We live in a country where we generally have only two choices at election time. In my own state, third parties are hindered even more than usual by the requirement that only the first and second place finishers in the primary election be on the ballot in the general election. These two top place finishers are almost always Democrats and Republicans, though a fine socialist canidate, Kshama Sawant, made it through the primary and is now facing the Democratic Speaker of the State House in Seattle's 43rd district. There dosen't seem to be any mass social movement of overwhelming power coming to rescue us from the Democrats and Republicans in the next few weeks so isn't it not too crazy to think that the slightly less obnoxious party should be in power? If you don't think that different grades of suffering under different political administrations in this country is an important thing to consider then please make that clear.
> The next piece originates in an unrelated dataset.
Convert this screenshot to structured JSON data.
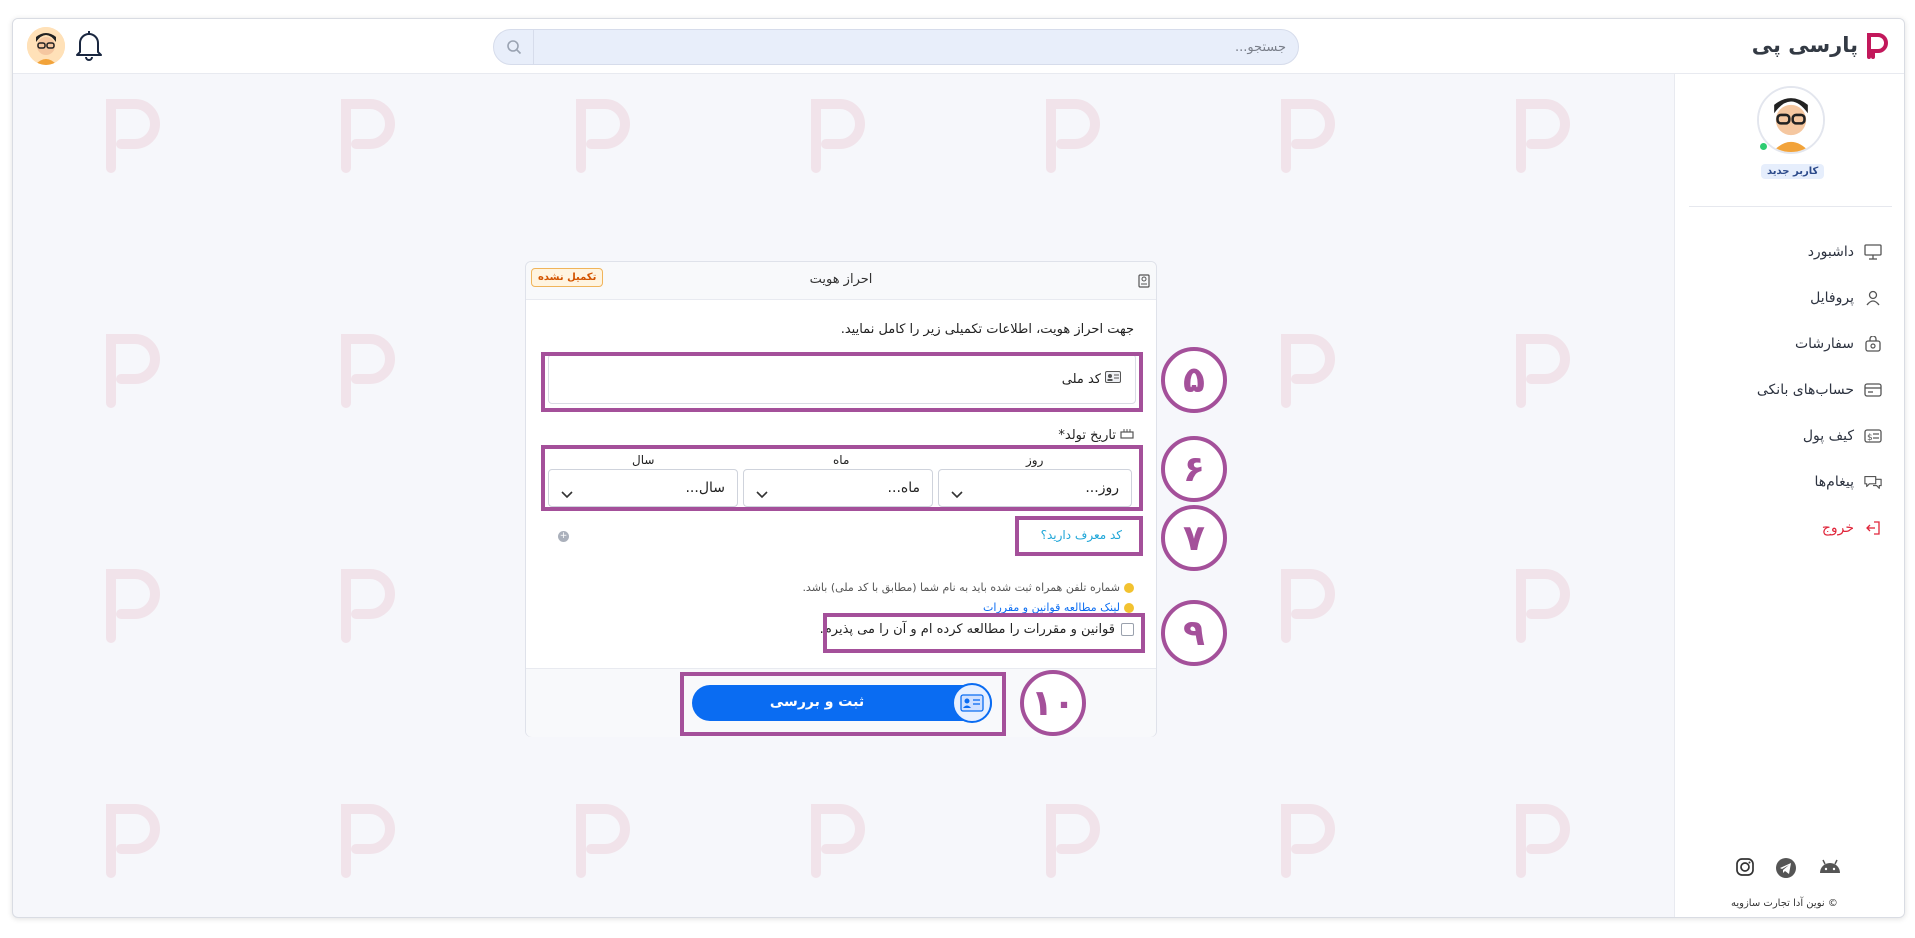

Or if you think there is zero differences between Republicans and Democrats, then you should say so or perhaps explore the different policies of the two parties more deeply.
Elections are a relatively trivial event in the broader scheme of things and thus it is always disconcerting when leftists indulge in emotional tantrums during election time against people who disagree with their paritcular stance on voting. People who don't get nearly excited about events occurring out in the real world suddenly get more hot and bothered about voting and third party canidates who never make any headway than they ever have about anything in their entire lives. It is important not to fetishize voting and third parties, though perhaps as Americans who have grown up in this society, we can't completely escape it. I remember back in 2000, on the old Znet forum system, Tim Wise–who was a little more radical then than he is today–made a sarcastic comment directed at various forum participants (including probably myself) who were obsessed with Ralph Nader's campaign. He was sceptical about Nader's campaign and said something to the effect that he wondered why we were so obsessed with voting and if we hadn't watched too many MTV Rock the Vote commercials. That comment has stuck with me since then as being rather clever.
In any case, I'm not 100 percent sure of my position and have no trouble keeping an open mind on the subject. But please people, try not to attack the motives of people for merely disagreeing with you, especially if you have no evidence that their motives are bad. It may make you feel good and allow you to let out your frustrations but it is really intellectually immature. I myself haven't been perfect on that score in the past but please people, goddamit……..
.I see no contradiction between voting Democrat and being a principled critic of the horrors that Democrats implement.